L’instruction “Liturgiam authenticam” ne citait même pas le texte “Comme le prévoit”. Et c’était une omission volontaire, afin de retirer définitivement à ce texte une autorité et un caractère officiel qu’il n’avait jamais eus.

Mais, malgré cela, l’instruction rencontra une très forte résistance, y compris au sein de la curie romaine, au point même d’être ignorée et contredite par deux documents pontificaux ultérieurs.

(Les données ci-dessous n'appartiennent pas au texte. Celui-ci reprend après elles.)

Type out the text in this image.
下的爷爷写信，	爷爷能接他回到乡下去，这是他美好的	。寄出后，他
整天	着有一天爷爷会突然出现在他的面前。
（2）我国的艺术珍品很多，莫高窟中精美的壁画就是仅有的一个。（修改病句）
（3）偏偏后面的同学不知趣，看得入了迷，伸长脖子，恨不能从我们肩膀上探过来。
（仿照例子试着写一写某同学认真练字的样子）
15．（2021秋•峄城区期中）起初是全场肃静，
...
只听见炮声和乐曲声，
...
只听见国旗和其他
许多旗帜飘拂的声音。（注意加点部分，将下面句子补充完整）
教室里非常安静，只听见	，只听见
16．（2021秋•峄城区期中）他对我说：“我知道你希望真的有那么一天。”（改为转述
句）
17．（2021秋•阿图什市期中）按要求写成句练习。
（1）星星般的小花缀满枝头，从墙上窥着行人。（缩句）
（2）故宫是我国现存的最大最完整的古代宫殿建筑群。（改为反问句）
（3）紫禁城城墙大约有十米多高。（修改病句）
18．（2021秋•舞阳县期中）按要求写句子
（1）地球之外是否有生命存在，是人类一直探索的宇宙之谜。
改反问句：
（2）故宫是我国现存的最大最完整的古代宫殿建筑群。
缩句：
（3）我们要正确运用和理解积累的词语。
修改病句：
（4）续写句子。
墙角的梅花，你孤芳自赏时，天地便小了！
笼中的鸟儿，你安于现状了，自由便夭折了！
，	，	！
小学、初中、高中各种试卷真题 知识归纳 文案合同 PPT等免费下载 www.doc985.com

Le premier est l’encyclique “Ecclesia de Eucharistia” publiée par Jean-Paul II en 2003. Dans son paragraphe 2, où sont rappelées les paroles de Jésus pour la consécration du vin, on lit : “Prenez et buvez-en tous : ceci est la coupe de mon sang, pour l’alliance nouvelle et éternelle, versé pour vous et pour la multitude [« pro omnibus » dans le texte latin officiel de l’encyclique] en rémission des péchés (cf. Mc 14, 24 ; Lc 22, 20 ; 1 Cor 11, 25)”. Le “pour la multitude” [« pro omnibus », pour tous] est ici une variation qui n’a aucune correspondance dans les textes bibliques cités et qui est évidemment introduite par imitation des traductions présentes dans les missels postconciliaires.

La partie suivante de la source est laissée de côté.